Pour le chef national de l'Assemblée des Premières Nations (APN), Perry Bellegarde, il est grand temps que les chefs des partis fédéraux se prononcent sur les enjeux qui touchent de près les Autochtones. À cette fin, l'APN organise le 7 octobre en Alberta une discussion ouverte à laquelle elle convie les chefs.

Car, selon Perry Bellegarde, « nous pouvons éliminer l'écart qui sépare les membres des Premières Nations du reste de la population canadienne ».

Des engagements sont attendus

Dans cette optique, il importe que les partis politiques prennent des engagements. « Nous avons clairement exprimé nos priorités et nous souhaitons un débat qui leur accorde une place prépondérante durant cette élection », a déclaré M. Bellegarde, quelques heures après que Radio-Canada eut diffusé, jeudi, le grand débat en français opposant les chefs des principaux partis fédéraux.

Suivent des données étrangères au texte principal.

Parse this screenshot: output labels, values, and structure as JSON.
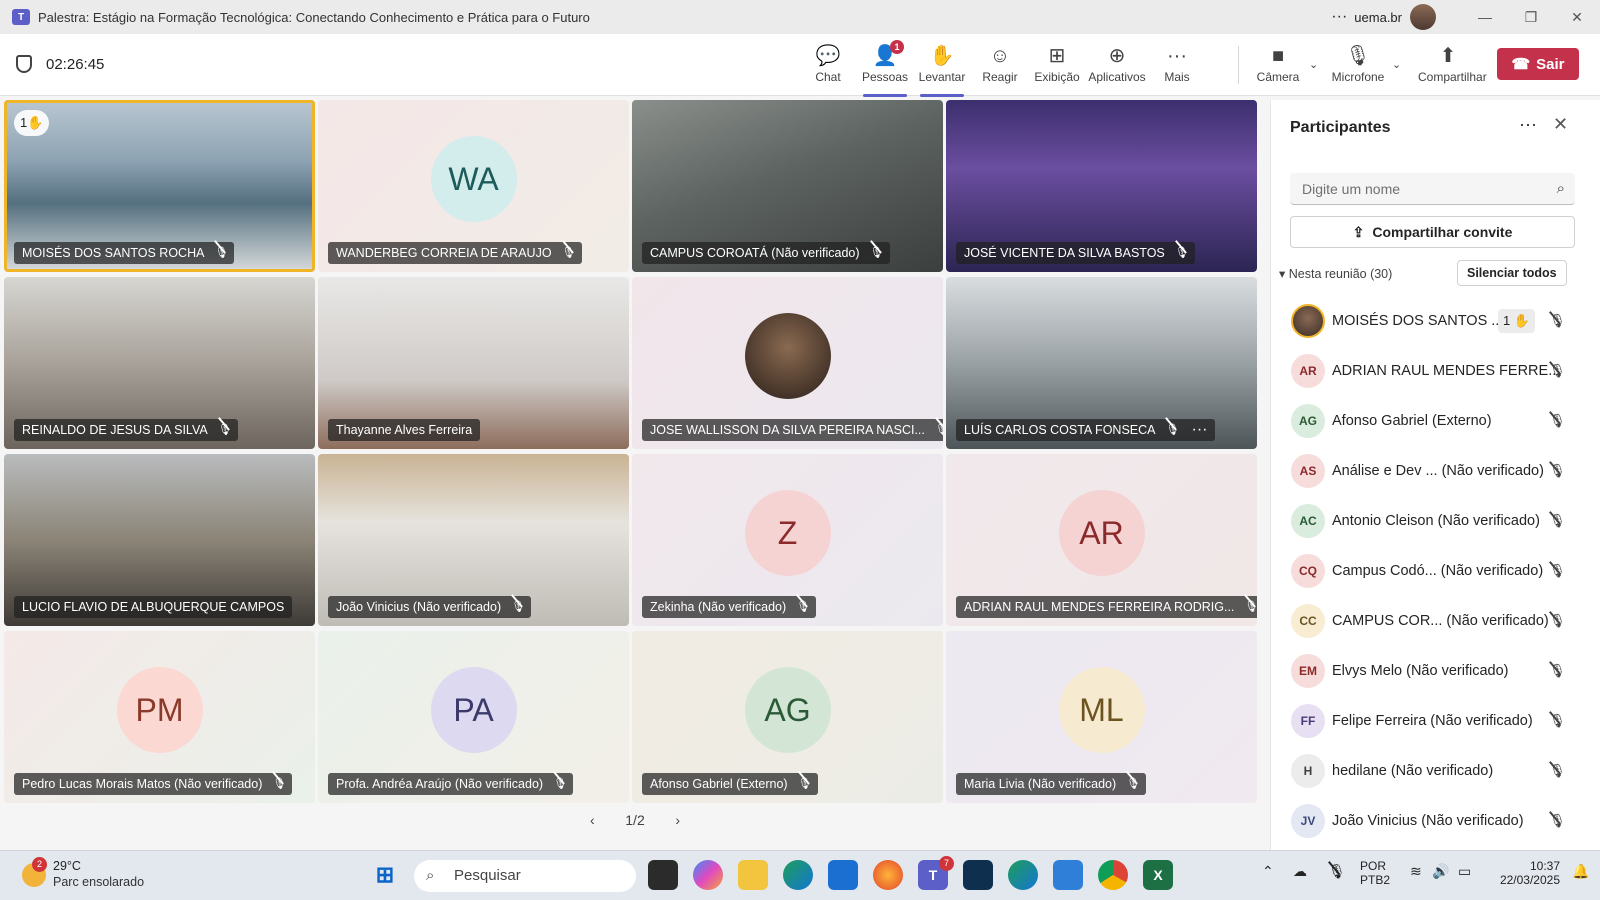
{
  "window": {
    "title": "Palestra: Estágio na Formação Tecnológica: Conectando Conhecimento e Prática para o Futuro",
    "more": "···",
    "org": "uema.br",
    "minimize": "—",
    "maximize": "❐",
    "close": "✕"
  },
  "toolbar": {
    "timer": "02:26:45",
    "buttons": [
      {
        "label": "Chat",
        "icon": "chat-icon",
        "glyph": "💬"
      },
      {
        "label": "Pessoas",
        "icon": "people-icon",
        "glyph": "👤",
        "badge": "1"
      },
      {
        "label": "Levantar",
        "icon": "raise-hand-icon",
        "glyph": "✋"
      },
      {
        "label": "Reagir",
        "icon": "react-icon",
        "glyph": "☺"
      },
      {
        "label": "Exibição",
        "icon": "view-icon",
        "glyph": "⊞"
      },
      {
        "label": "Aplicativos",
        "icon": "apps-icon",
        "glyph": "⊕"
      },
      {
        "label": "Mais",
        "icon": "more-icon",
        "glyph": "···"
      },
      {
        "label": "Câmera",
        "icon": "camera-icon",
        "glyph": "■"
      },
      {
        "label": "Microfone",
        "icon": "mic-off-icon",
        "glyph": "🎙"
      },
      {
        "label": "Compartilhar",
        "icon": "share-icon",
        "glyph": "⬆"
      }
    ],
    "leave_label": "Sair"
  },
  "grid": {
    "tiles": [
      {
        "name": "MOISÉS DOS SANTOS ROCHA",
        "hand": "1✋"
      },
      {
        "name": "WANDERBEG CORREIA DE ARAUJO",
        "initials": "WA"
      },
      {
        "name": "CAMPUS COROATÁ (Não verificado)"
      },
      {
        "name": "JOSÉ VICENTE DA SILVA BASTOS"
      },
      {
        "name": "REINALDO DE JESUS DA SILVA"
      },
      {
        "name": "Thayanne Alves Ferreira"
      },
      {
        "name": "JOSE WALLISSON DA SILVA PEREIRA NASCI..."
      },
      {
        "name": "LUÍS CARLOS COSTA FONSECA",
        "more": "···"
      },
      {
        "name": "LUCIO FLAVIO DE ALBUQUERQUE CAMPOS"
      },
      {
        "name": "João Vinicius (Não verificado)"
      },
      {
        "name": "Zekinha (Não verificado)",
        "initials": "Z"
      },
      {
        "name": "ADRIAN RAUL MENDES FERREIRA RODRIG...",
        "initials": "AR"
      },
      {
        "name": "Pedro Lucas Morais Matos (Não verificado)",
        "initials": "PM"
      },
      {
        "name": "Profa. Andréa Araújo (Não verificado)",
        "initials": "PA"
      },
      {
        "name": "Afonso Gabriel (Externo)",
        "initials": "AG"
      },
      {
        "name": "Maria Livia (Não verificado)",
        "initials": "ML"
      }
    ],
    "pager": {
      "prev": "‹",
      "label": "1/2",
      "next": "›"
    }
  },
  "panel": {
    "title": "Participantes",
    "more": "···",
    "close": "✕",
    "search_placeholder": "Digite um nome",
    "invite_label": "Compartilhar convite",
    "section_label": "Nesta reunião (30)",
    "mute_all": "Silenciar todos",
    "participants": [
      {
        "initials": "",
        "name": "MOISÉS DOS SANTOS ...",
        "hand": "1 ✋"
      },
      {
        "initials": "AR",
        "name": "ADRIAN RAUL MENDES FERRE..."
      },
      {
        "initials": "AG",
        "name": "Afonso Gabriel (Externo)"
      },
      {
        "initials": "AS",
        "name": "Análise e Dev ... (Não verificado)"
      },
      {
        "initials": "AC",
        "name": "Antonio Cleison (Não verificado)"
      },
      {
        "initials": "CQ",
        "name": "Campus Codó... (Não verificado)"
      },
      {
        "initials": "CC",
        "name": "CAMPUS COR... (Não verificado)"
      },
      {
        "initials": "EM",
        "name": "Elvys Melo (Não verificado)"
      },
      {
        "initials": "FF",
        "name": "Felipe Ferreira (Não verificado)"
      },
      {
        "initials": "H",
        "name": "hedilane (Não verificado)"
      },
      {
        "initials": "JV",
        "name": "João Vinicius (Não verificado)"
      }
    ]
  },
  "taskbar": {
    "weather_badge": "2",
    "temperature": "29°C",
    "condition": "Parc ensolarado",
    "search_label": "Pesquisar",
    "teams_badge": "7",
    "lang1": "POR",
    "lang2": "PTB2",
    "time": "10:37",
    "date": "22/03/2025"
  },
  "colors": {
    "accent": "#5b5fc7",
    "leave": "#c4314b",
    "selected_outline": "#f0b429"
  }
}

Par voie de communiqué, Perry Bellegarde a déploré le fait que les chefs, durant ce débat, n'aient fait référence aux enjeux des populations autochtones que dans le contexte de thèmes généraux.

Par exemple, le chef de l'APN a noté que la chef du Parti vert, Elizabeth May, « a lancé un appel à l'action relativement au dossier des femmes autochtones disparues ou assassinées et a évoqué la nécessité de mettre en oeuvre les appels à l'action émanant de la Commission de vérité et réconciliation ».

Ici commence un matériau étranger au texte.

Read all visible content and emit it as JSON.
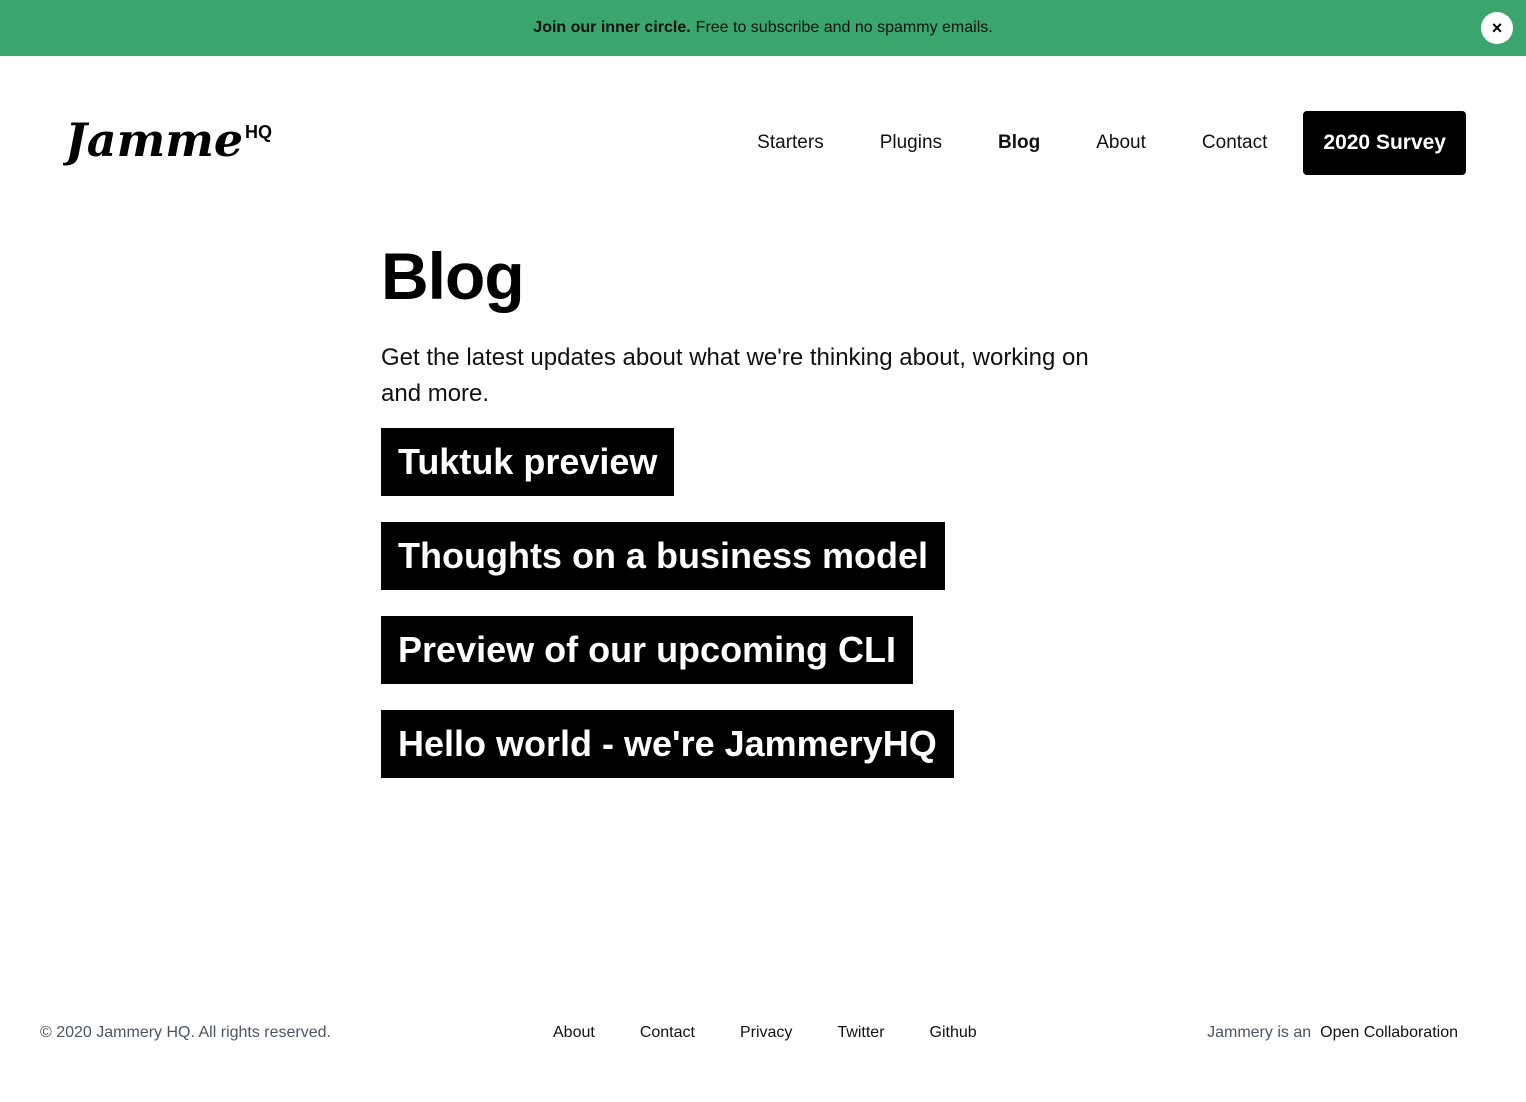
{
  "banner": {
    "bold_text": "Join our inner circle.",
    "text": "Free to subscribe and no spammy emails.",
    "close_label": "×",
    "bg_color": "#3aa56c"
  },
  "header": {
    "logo_text": "Jammery",
    "logo_suffix": "HQ",
    "nav": [
      {
        "label": "Starters"
      },
      {
        "label": "Plugins"
      },
      {
        "label": "Blog"
      },
      {
        "label": "About"
      },
      {
        "label": "Contact"
      }
    ],
    "cta_label": "2020 Survey"
  },
  "main": {
    "title": "Blog",
    "intro": "Get the latest updates about what we're thinking about, working on and more.",
    "posts": [
      {
        "title": "Tuktuk preview"
      },
      {
        "title": "Thoughts on a business model"
      },
      {
        "title": "Preview of our upcoming CLI"
      },
      {
        "title": "Hello world - we're JammeryHQ"
      }
    ]
  },
  "footer": {
    "copyright": "© 2020 Jammery HQ. All rights reserved.",
    "links": [
      {
        "label": "About"
      },
      {
        "label": "Contact"
      },
      {
        "label": "Privacy"
      },
      {
        "label": "Twitter"
      },
      {
        "label": "Github"
      }
    ],
    "collab_prefix": "Jammery is an",
    "collab_link": "Open Collaboration"
  }
}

« Mme May a également fait remarquer que le surplus budgétaire a été obtenu en partie en privant les Premières Nations d'un financement grandement nécessaire », dit Perry Bellegarde.

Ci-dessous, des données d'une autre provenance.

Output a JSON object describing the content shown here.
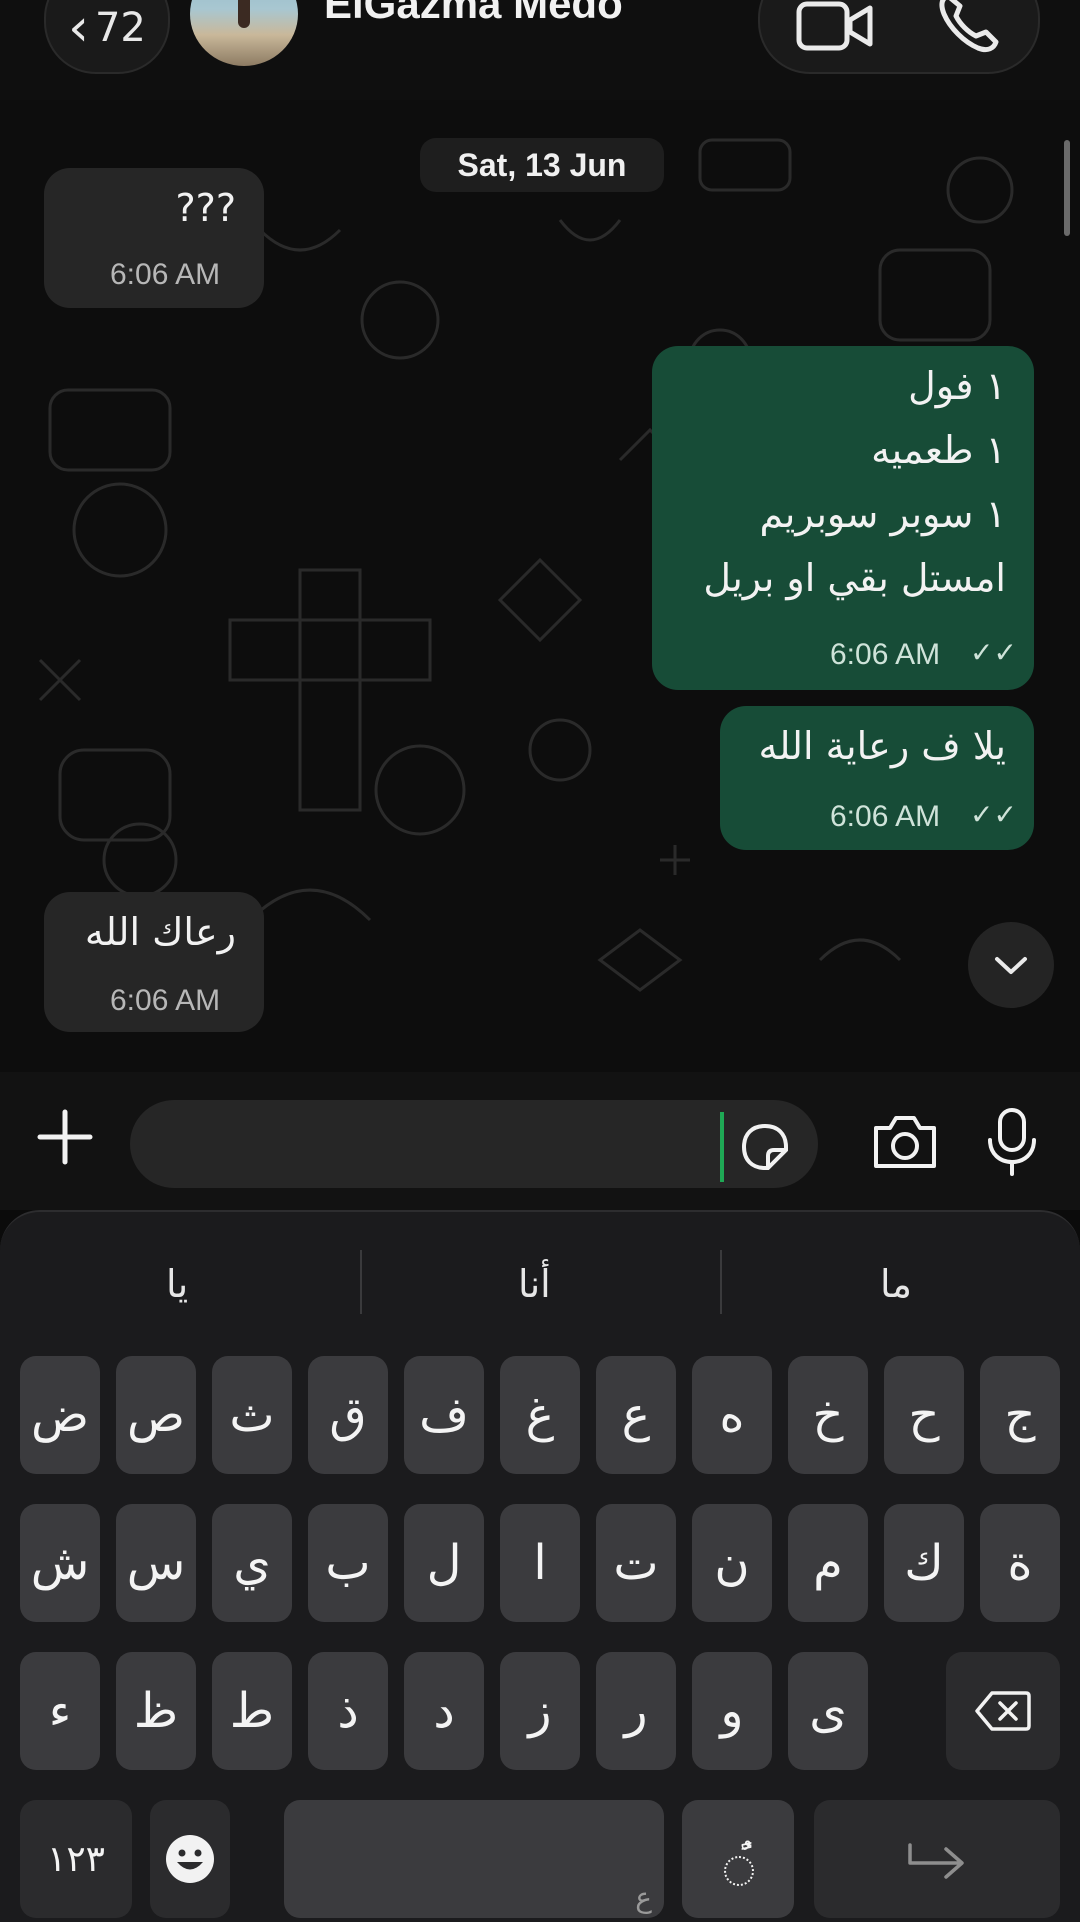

Perry Bellegarde a noté également que « le chef du Bloc québécois, Gilles Duceppe, a affirmé que les Premières Nations devraient prendre part au débat constitutionnel. Pour sa part, le chef libéral, Justin Trudeau, a affirmé que les Premières Nations doivent agir comme partenaires des évaluations environnementales. Quant au premier ministre Stephen Harper, il n'a pas évoqué une seule fois les peuples autochtones ni leurs priorités ».

Un écart saisissant

Dans un document rendu public en juillet, l'APN citait que l'écart entre les Premières Nations et le reste du Canada est bien documenté : à l'indice du développement humain des Nations unies, le Canada est classé quelque part entre le 6e et le 8e rang, alors que les Premières Nations sont en revanche entre le 63 et le 78e rang.

Plus précisément, l'APN rappelle que :

  • la moitié des enfants des Premières Nations vivent dans la pauvreté;
  • l'espérance de vie des citoyens des Premières Nations est de cinq à sept années plus courte que celle des autres Canadiens;
  • plus de 40 000 enfants et jeunes des Premières Nations sont placés en famille d'accueil;
  • 132 collectivités des Premières Nations sont visées par des avis d'ébullition de l'eau;
  • plus de 1200 femmes et jeunes filles autochtones ont été assassinées ou portées disparues.

L'APN demande notamment au gouvernement fédéral l'instauration d'une enquête publique nationale sur la question des femmes et des jeunes filles autochtones disparues ou assassinées. Par ailleurs, l'APN attend du prochain gouvernement des financements pour la préservation de la soixantaine de langues parlées par les premiers habitants du Canada.